Speaker
Description
There is an increasing consensus in the wider scientific community that AI is poised to disrupt science by unlocking entirely new approaches, driving new scientific inquiry, and enabling greater scientific leaps with far-reaching societal consequences. In addition, challenges unique to scientific problems offer an opportunity to dramatically advance AI. However, there are substantial barriers that are faced by AI in the context of science, and addressing these barriers will require support for advances in AI that are driven by the unique needs of scientific problems.
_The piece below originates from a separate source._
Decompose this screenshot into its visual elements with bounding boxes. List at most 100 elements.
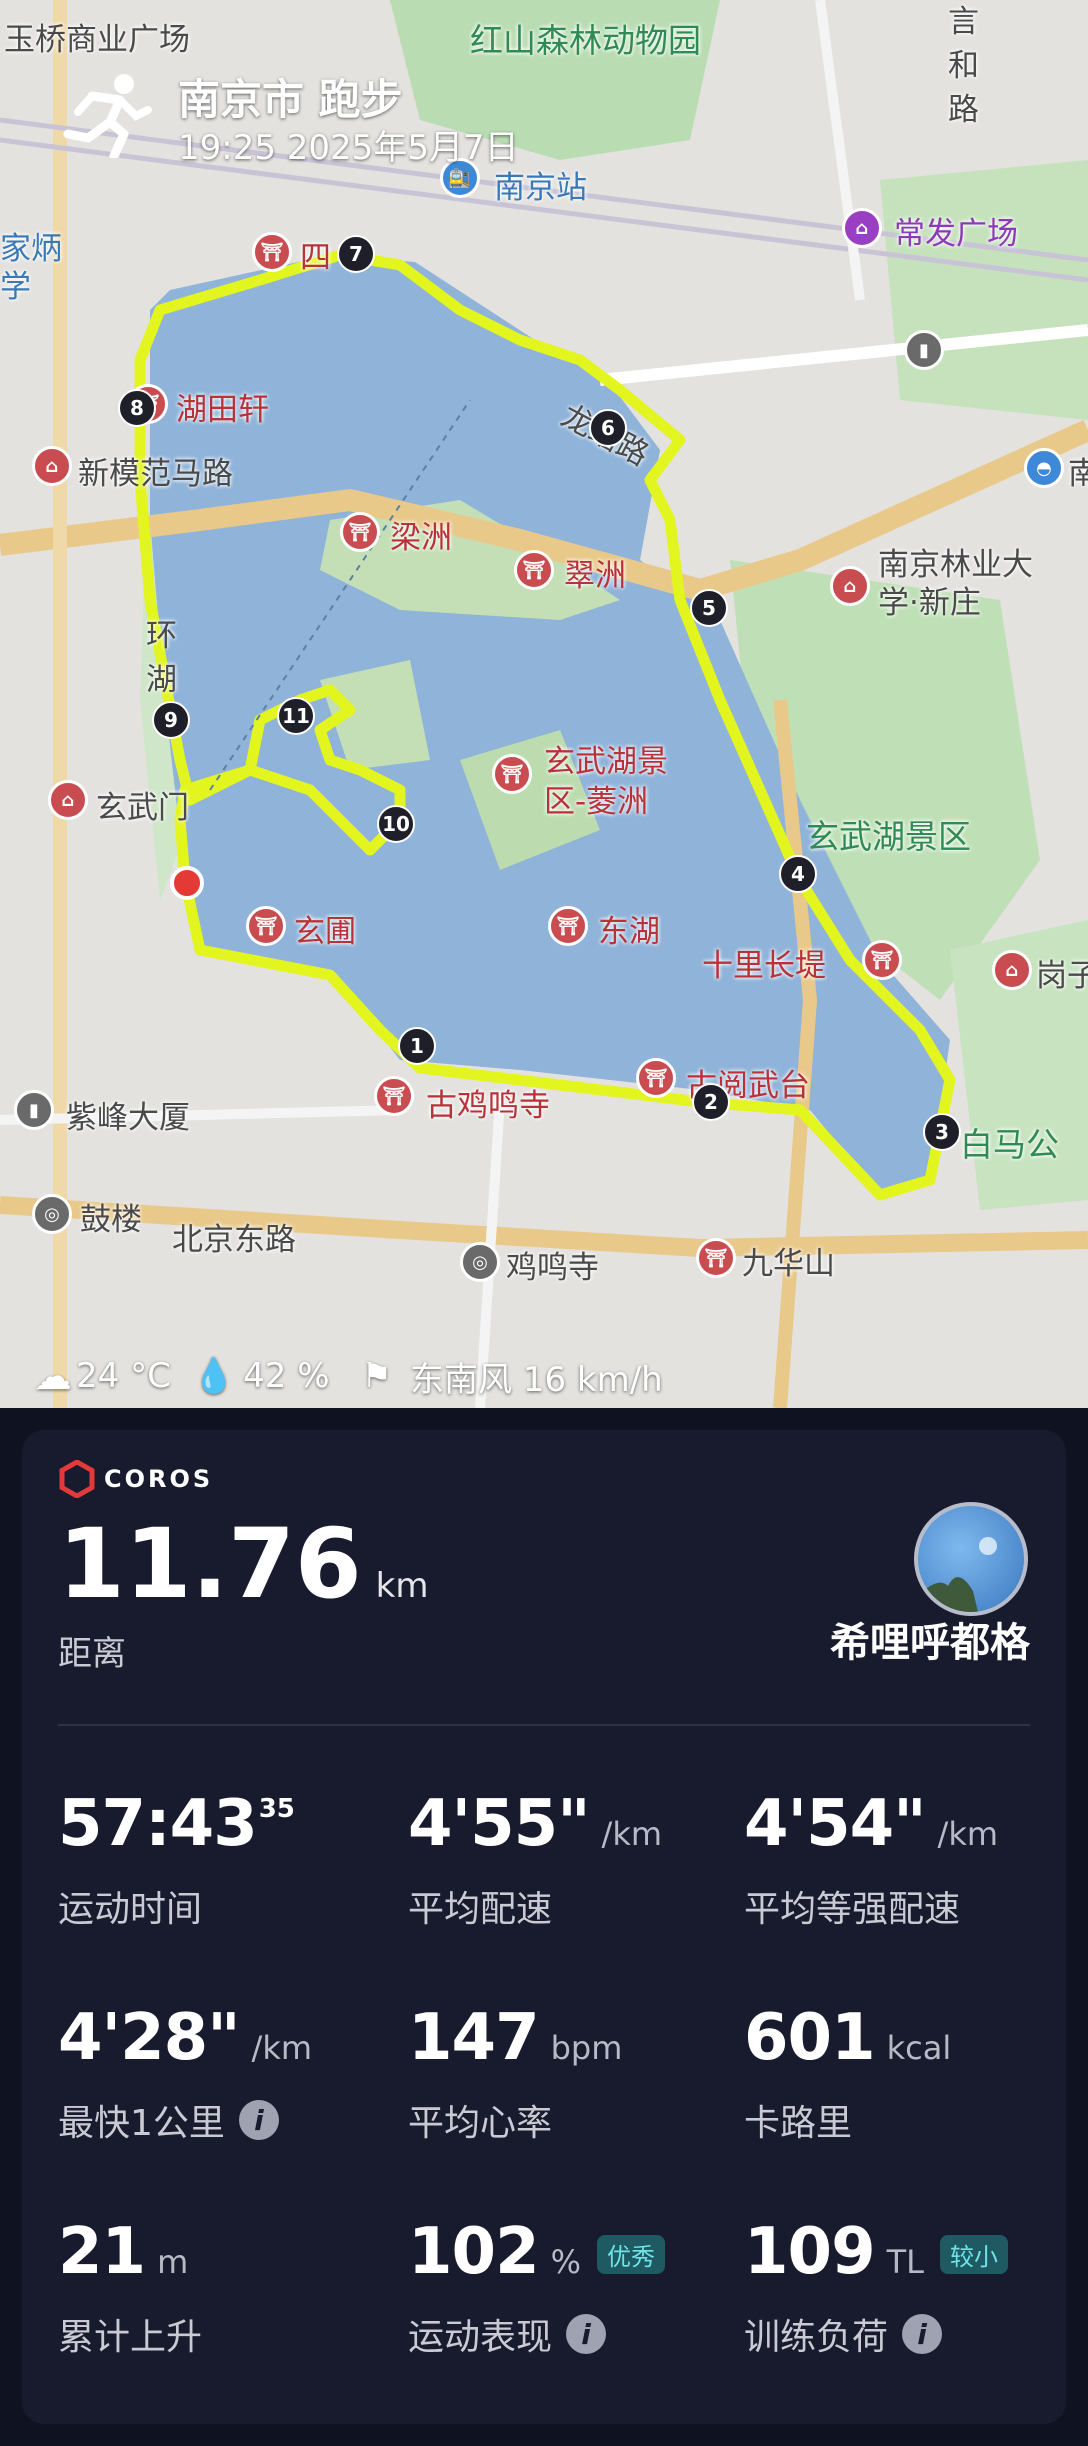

Workshop on AI Enabled Scientific Revolution was held at NSF in February 2023 to discuss a new frontier in AI that could revolutionize the traditional discovery process across multiple scientific disciplines. This in-person workshop was attended by 28 researchers spanning all aspects of AI (including ML, robotics, computer vision, and NLP) as well as researchers who had extensive experience at the intersection of AI and one or more scientific applications, including environmental sciences (e.g., climate, hydrology), materials science, high energy physics, astrophysics, chemistry, and biomedical sciences. Attendees were from academia, industry, and philanthropic organizations, as well as NSF and other government agencies. My talk will provide a summary of the wide ranging discussions at the workshop as well as concrete recommendations to incentivize the development of next-generation AI and its adoption in scientific practice that will dramatically accelerate scientific discovery across a range of domains.